Wait… there’s a “Wet Hot American Summer” Netflix series?

When the sweater fondler did this shiz happen? You see? This is the karmic injustice I end up getting dealt for nearly never watching T.V. anymore. I miss out on the good stuff. I end up outta the loop about the fact that one of my favorite summer camp movies is being made into hours of entertainment for me to waste my life away on while eating my feelings. And while I was specifically already planning for exactly that in about a week or two when I transmogrify into a sanguine spewing shrew, I can’t. ‘cause I just checked.

And it looks like I’ll hafta wait when that happens again in August instead.

The bastards refuse to share it with us till late July.

For those of you doing the confused dog head-tilt and who’ve never seen the original satirical film, I’m both sorry for you and jealous. I’m sorry that you won’t have the association memory to enjoy it when I employ gifs from the flick or lines like that whole sweater fondling opener I just did at the start of this article. But I’m also ridiculously jealous, because that means you can go watch it now and experience all its preposterous wonder for the first time ever.

Here’s a big burgery taste (#morereferencesyouwontget) of what you’ve been missing:


(That pizza party bit at 1:21 gets me every effing time)

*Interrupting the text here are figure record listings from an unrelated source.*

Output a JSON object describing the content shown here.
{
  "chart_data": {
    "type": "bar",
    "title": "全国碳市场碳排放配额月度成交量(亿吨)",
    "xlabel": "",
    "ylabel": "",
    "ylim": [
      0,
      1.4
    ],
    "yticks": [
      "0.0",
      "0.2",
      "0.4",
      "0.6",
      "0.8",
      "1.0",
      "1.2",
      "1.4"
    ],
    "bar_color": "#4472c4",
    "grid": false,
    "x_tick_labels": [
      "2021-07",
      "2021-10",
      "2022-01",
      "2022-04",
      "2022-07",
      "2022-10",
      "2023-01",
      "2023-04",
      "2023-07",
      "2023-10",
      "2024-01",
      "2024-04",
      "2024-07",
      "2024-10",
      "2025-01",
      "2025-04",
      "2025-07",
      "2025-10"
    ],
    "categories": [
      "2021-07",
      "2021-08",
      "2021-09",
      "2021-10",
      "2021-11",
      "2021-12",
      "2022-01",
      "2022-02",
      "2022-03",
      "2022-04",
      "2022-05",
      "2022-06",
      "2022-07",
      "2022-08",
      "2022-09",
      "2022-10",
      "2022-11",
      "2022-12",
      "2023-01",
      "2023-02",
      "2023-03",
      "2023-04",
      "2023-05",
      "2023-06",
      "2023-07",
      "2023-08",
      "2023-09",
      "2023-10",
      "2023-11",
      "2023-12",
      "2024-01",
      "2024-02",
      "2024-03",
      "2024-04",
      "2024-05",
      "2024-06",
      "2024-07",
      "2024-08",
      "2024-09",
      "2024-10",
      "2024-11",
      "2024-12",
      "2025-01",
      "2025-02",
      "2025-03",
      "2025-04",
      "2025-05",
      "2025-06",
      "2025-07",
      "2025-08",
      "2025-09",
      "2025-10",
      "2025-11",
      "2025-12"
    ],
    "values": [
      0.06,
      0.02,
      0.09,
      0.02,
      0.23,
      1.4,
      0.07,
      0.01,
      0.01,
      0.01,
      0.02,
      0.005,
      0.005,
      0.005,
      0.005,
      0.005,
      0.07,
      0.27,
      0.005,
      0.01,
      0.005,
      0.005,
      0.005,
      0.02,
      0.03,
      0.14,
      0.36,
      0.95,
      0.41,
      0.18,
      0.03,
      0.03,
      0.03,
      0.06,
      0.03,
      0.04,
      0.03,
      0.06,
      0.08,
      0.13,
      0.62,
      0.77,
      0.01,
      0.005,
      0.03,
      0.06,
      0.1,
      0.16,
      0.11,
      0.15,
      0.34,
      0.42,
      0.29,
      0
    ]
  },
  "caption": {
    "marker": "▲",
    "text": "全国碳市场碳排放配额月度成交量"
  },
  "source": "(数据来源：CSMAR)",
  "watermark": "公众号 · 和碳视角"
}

In fact, I highly suggest you just go watch it now.

You’re not doing anything. It’s Memorial Day weekend. So, just press pause on this blog via the top right horizontal line icon (No! Not the X anything but the-…) and go watch it immediately….Are you done yet? Good. Now we’re on the same level. So, do you see how in the original film, the quality ridiculousness of it is only improved by the fact that they intentionally chose an excellent but older bunch of actors (Bradley Cooper, Molly Shannon, Amy Poehler) to play summer camp attendees (while they were all roughly in their 20’s and 30’s)? That’s what’s gonna make this upcoming series so great. I always thought of that comic casting choice as a kindofa nod to the likes of the “Beverly Hills” T.V. show – buncha old hags and prematurely receding hairlines playing 17 year old cheerleaders and jocks. This upcoming WHAM (fun acronym) series will be like a hyperbolic version of that, since they’re, thankfully, keeping all the OG talent. (Versus doing that annoying thing the “Clueless” show did when it resulted in the huge giant disappointment that anyone trying to fill Alicia Silverstone’s sacrificed party pumps inevitably delivers.) It’s worlds better, ’cause now they’re all 40 and 50 and playing even more youthful roles.

You might be wondering why I’m excessively excited about this. Wish I knew.

It’s definitely not ’cause I’m too poor to holiday, don’t have a social life, and never went to summer camp.

Regardless, I can’t wait to forget real life’s a thing and gang bang my brain with all 8 episodes of this at once.